Becky Cooper Mug 2018

Becky Cooper

I have always been a big supporter of veterans. I have a family full of veterans from my father to my nephew and many relatives in between.

Many of my friends and acquaintances are also veterans.

When we embarked on the D-Day project to mark the 75th anniversary of the invasion that was the turning point of World War II I believed we would get many names of Crossroads veterans who served.

And we did – more than 300 names.

But what I didn’t expect was the amount of love and dedication I would hear from spouses and children of deceased veterans who brought in the information on their family member.

They beamed with pride as they retold stories they had heard over the years and swooned with love as they showed photos of their men in uniform, many commenting, “Isn’t he a handsome guy?”

One woman insisted we include her husband’s medals because he was proud of earning them.

A son brought in his father’s paperwork, medal, photos and many other documents that filled a tote bag. He was proud of his father and the upbringing his parents gave him.

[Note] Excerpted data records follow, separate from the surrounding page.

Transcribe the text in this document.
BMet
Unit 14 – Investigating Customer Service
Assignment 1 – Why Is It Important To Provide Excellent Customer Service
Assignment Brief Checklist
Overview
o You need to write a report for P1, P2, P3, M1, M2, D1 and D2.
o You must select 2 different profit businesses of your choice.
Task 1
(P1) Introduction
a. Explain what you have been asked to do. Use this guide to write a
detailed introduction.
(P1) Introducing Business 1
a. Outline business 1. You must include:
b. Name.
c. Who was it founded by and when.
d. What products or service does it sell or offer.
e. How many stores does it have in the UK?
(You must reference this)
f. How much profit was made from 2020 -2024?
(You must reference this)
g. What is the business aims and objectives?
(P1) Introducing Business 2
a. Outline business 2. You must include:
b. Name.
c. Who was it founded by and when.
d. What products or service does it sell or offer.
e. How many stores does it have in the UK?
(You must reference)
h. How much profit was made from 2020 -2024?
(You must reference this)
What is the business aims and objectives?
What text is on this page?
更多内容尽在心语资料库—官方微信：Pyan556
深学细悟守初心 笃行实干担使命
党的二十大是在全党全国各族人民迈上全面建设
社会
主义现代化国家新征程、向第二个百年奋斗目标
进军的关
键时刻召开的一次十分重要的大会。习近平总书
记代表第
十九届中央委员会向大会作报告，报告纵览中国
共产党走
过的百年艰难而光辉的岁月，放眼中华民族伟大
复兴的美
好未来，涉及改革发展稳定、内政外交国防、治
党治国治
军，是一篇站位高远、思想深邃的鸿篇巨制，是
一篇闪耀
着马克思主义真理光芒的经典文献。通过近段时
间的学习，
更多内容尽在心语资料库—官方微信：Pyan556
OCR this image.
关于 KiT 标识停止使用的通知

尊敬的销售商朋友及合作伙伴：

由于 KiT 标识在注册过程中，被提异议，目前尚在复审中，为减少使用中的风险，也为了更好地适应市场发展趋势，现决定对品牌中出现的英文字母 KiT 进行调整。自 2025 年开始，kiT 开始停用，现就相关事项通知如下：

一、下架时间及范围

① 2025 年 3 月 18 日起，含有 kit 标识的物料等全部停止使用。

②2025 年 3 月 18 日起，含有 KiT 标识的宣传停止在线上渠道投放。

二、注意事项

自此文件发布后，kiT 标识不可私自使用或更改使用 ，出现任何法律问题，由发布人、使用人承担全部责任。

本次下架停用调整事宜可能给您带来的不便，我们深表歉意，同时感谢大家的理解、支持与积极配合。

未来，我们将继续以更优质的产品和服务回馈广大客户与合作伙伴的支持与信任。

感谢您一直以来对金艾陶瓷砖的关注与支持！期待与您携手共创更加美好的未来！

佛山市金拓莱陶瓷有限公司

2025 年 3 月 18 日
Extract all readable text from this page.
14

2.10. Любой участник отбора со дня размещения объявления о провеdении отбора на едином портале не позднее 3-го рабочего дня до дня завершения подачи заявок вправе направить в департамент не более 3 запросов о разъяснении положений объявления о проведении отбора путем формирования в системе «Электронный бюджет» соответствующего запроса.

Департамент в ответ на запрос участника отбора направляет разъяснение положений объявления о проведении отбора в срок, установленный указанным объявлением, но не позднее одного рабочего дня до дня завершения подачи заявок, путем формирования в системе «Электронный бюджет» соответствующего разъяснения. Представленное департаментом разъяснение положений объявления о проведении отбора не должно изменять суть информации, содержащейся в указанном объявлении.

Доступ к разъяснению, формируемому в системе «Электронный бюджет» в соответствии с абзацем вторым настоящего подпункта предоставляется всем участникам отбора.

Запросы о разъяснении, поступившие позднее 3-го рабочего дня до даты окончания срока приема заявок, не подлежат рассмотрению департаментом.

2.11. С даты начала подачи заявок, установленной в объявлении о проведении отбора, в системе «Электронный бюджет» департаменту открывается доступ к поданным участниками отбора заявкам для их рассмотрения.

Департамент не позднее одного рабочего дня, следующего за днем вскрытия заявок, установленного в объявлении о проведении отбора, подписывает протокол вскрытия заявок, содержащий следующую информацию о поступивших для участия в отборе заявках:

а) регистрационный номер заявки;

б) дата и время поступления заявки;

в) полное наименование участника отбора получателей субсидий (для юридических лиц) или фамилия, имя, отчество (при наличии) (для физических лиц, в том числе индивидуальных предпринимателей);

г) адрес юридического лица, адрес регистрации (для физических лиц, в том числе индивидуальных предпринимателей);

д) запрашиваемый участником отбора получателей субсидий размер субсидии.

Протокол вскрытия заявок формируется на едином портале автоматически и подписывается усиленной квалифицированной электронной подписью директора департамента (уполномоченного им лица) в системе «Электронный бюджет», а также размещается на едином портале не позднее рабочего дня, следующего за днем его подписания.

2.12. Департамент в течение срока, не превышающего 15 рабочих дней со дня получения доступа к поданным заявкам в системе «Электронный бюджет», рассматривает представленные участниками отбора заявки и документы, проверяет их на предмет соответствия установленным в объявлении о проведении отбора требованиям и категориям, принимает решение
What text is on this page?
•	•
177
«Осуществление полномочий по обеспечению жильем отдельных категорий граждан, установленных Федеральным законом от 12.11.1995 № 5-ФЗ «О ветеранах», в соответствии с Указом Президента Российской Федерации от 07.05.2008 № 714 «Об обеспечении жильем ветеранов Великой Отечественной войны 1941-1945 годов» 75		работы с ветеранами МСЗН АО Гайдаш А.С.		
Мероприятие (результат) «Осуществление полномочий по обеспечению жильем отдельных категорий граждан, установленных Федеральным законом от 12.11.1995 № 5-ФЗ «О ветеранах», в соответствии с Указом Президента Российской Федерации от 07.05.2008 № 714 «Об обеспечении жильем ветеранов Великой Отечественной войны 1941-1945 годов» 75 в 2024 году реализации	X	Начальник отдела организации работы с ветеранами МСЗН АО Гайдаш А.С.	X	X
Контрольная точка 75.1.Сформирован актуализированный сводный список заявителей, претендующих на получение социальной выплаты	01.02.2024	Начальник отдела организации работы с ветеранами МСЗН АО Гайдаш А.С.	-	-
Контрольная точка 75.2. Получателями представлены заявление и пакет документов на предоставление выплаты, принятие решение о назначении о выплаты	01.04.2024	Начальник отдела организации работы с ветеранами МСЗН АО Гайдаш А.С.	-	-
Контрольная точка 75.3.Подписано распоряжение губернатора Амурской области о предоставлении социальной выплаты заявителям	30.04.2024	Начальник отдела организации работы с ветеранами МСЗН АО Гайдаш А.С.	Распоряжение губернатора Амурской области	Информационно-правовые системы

A daughter was upset she did not have her father’s rank. She knew when he served but didn’t know his rank. She made a special trip to the veterans’ affairs office in Victoria to find out. She proudly showed the document that revealed the lost information. She also realized her father’s birthday and the date of the attack were the same day – he turned 22 the day the invasion began.

As the stories came in throughout the past week, I learned a lot about the men and women who served our country. Some made it home, and some weren’t so fortunate.

Many are alive and nearing the century mark in life. Imagine the history that each one has lived.

I remember the first veteran to walk in with his information. With his wife on his arm, 92-year-old Forest L. Jones proudly handed me the information written down in his handwriting. We talked a little, and I thanked him for his service to our country. He smiled and said, “Thank you for remembering.”

While talking to several veterans and their families, I could feel a lump forming in my throat and my eyes starting to water. I felt their pride.

I was truly grateful to all the veterans for risking their lives to keep our country free.

I also felt an immeasurable amount of pride for my family members who served and continue to serve our country.

Becky Cooper is the managing editor for the Victoria Advocate.